Author: Linda Ensor (BusinessDay)
Chairman of the newly appointed tax review committee Judge Dennis Davis has rejected the suggestion that the committee’s role is to find out how the government can collect more money from taxpayers.
He insisted in an interview on Thursday that the committee would be independent and it would be up to the government and the African National Congress (ANC) to accept or reject its tax recommendations which would be underpinned by three cardinal rules, namely efficiency, equity and certainty.
Judge Davis emphasised the need for South Africa’s tax system to take account of the desperate needs and constitutional rights of millions of its destitute citizens.
PwC international tax services partner Osman Mollagee also said that “the overall objective of questioning whether tax policy and the tax system is aligned with the broader economic objectives is entirely appropriate”.
Finance Minister Pravin Gordhan announced the members of the committee and its terms of reference this week in a climate of growing political and economic pressure for higher taxes.

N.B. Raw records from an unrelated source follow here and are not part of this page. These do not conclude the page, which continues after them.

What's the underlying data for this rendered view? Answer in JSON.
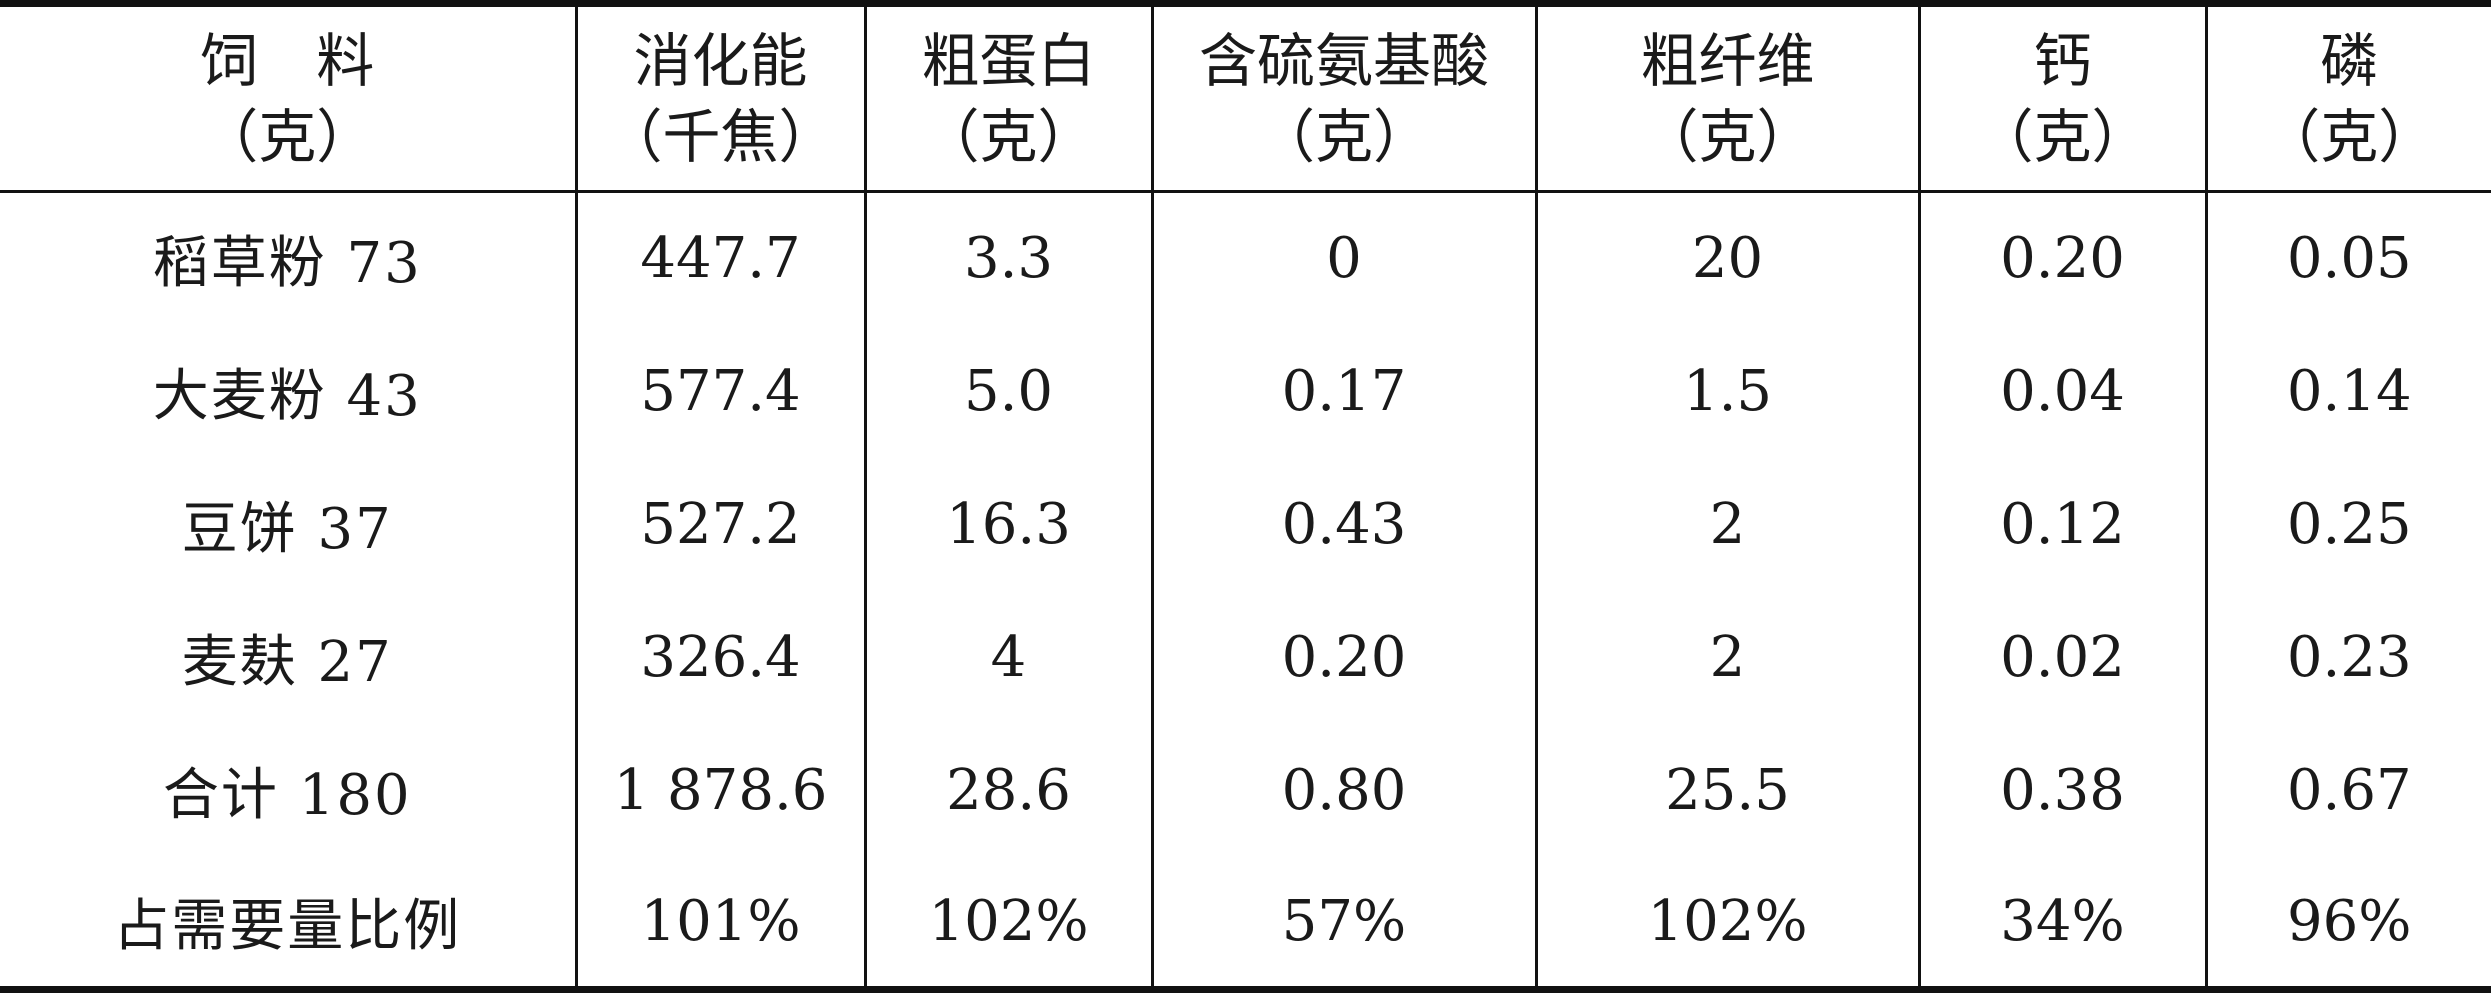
{
  "table": {
    "headers": [
      {
        "line1": "饲　料",
        "line2": "（克）"
      },
      {
        "line1": "消化能",
        "line2": "（千焦）"
      },
      {
        "line1": "粗蛋白",
        "line2": "（克）"
      },
      {
        "line1": "含硫氨基酸",
        "line2": "（克）"
      },
      {
        "line1": "粗纤维",
        "line2": "（克）"
      },
      {
        "line1": "钙",
        "line2": "（克）"
      },
      {
        "line1": "磷",
        "line2": "（克）"
      }
    ],
    "rows": [
      {
        "feed": "稻草粉 73",
        "energy": "447.7",
        "protein": "3.3",
        "sulfur_aa": "0",
        "fiber": "20",
        "calcium": "0.20",
        "phosphorus": "0.05"
      },
      {
        "feed": "大麦粉 43",
        "energy": "577.4",
        "protein": "5.0",
        "sulfur_aa": "0.17",
        "fiber": "1.5",
        "calcium": "0.04",
        "phosphorus": "0.14"
      },
      {
        "feed": "豆饼 37",
        "energy": "527.2",
        "protein": "16.3",
        "sulfur_aa": "0.43",
        "fiber": "2",
        "calcium": "0.12",
        "phosphorus": "0.25"
      },
      {
        "feed": "麦麸 27",
        "energy": "326.4",
        "protein": "4",
        "sulfur_aa": "0.20",
        "fiber": "2",
        "calcium": "0.02",
        "phosphorus": "0.23"
      },
      {
        "feed": "合计 180",
        "energy": "1 878.6",
        "protein": "28.6",
        "sulfur_aa": "0.80",
        "fiber": "25.5",
        "calcium": "0.38",
        "phosphorus": "0.67"
      },
      {
        "feed": "占需要量比例",
        "energy": "101%",
        "protein": "102%",
        "sulfur_aa": "57%",
        "fiber": "102%",
        "calcium": "34%",
        "phosphorus": "96%"
      }
    ]
  }
}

The ANC resolved at its national electoral conference in Mangaung in December that the mining sector should make a bigger contribution to tax revenue.

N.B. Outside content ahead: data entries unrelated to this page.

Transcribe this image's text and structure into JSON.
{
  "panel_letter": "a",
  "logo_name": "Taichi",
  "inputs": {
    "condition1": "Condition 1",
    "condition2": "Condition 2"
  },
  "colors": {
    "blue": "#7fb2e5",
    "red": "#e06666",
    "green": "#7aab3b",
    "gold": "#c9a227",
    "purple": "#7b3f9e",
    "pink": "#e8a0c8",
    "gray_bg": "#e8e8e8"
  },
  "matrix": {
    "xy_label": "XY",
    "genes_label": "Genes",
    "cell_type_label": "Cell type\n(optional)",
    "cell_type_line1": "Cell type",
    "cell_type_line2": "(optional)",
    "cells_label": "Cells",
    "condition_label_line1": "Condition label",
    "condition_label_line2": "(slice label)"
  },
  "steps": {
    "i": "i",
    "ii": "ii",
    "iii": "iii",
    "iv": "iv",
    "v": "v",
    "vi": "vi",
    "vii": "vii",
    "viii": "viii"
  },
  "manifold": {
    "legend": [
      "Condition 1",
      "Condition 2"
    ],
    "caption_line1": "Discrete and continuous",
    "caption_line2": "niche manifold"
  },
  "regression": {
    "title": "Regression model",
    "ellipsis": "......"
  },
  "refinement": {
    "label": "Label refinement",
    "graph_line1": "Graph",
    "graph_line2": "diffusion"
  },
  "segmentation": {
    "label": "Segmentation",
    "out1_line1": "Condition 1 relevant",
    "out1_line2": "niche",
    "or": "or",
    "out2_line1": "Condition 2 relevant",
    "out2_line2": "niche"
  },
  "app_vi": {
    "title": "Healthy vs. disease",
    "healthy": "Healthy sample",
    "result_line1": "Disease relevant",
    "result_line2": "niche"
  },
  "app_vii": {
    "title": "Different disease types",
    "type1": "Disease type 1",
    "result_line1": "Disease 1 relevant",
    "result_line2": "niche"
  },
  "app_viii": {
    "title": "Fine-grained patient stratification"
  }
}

Mr Gordhan also warned in his budget speech in February that taxes might have to be raised if the projected economic growth rate did not materialise and if tax revenue declined as a result. Economic trends suggest that this might well become necessary.

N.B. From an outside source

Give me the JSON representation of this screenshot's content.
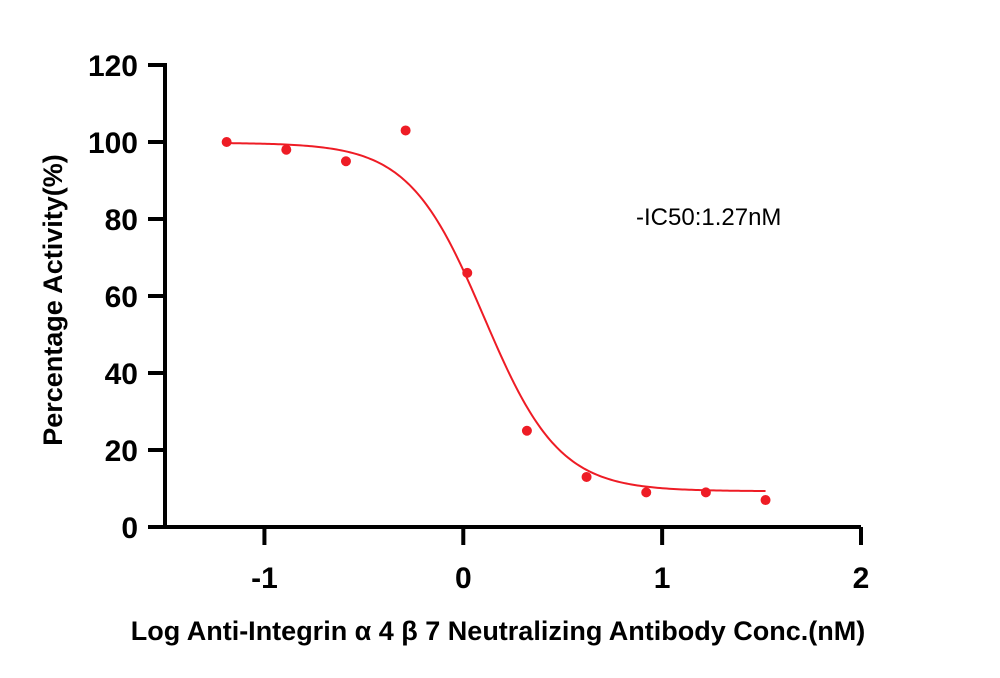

But Judge Davis did not see these imperatives as directly determining the committee’s mandate. With regard to the mining industry, he said the committee’s carefully crafted terms of reference stated that it should look at whether the mining tax regime was appropriate.
It would have to ensure the mining sector contributed to growth and job creation but also that it remained a competitive investment proposition, he said.
In this regard it would have to consider “the challenges facing the mining sector, including low commodity prices, rising costs, falling outputs and declining margins, as well as to its current contribution to tax revenues”.
The inquiry also had to be seen in an international context where national tax systems were under “terrible pressure” because of recession and the state of the global economy.
“I certainly don’t read my terms of reference as the minister or the government saying to us — either expressly or by implication — ‘find us more money’.
“I think what they are saying is that there are some very significant issues which government has to achieve in order to fulfill SA’s constitutional objectives.
“That raises a number of questions, such as whether we are raising enough money and if we raise more, would we jeopardize economic growth and therefore be counterproductive.”
It was vital for the tax system to be aligned with new developments such as the growth in e-commerce and income splitting by multinational companies.
The judge did not expect the project to take longer than 18-24 months and has agreed to submit a report on the taxation of small and medium-sized businesses by the end of the year.
Drawing from his experience on the Katz commission of inquiry into tax matters, Judge Davis expected that much of the work would be done by subcommittees which would draw on outside expertise in the specialised subjects and hold public discussions.
This would address a reservation that there was no representation of tax professionals on the committee. Judge Davis also agreed with Prof Mollagee that the complexity of tax law needed to be addressed.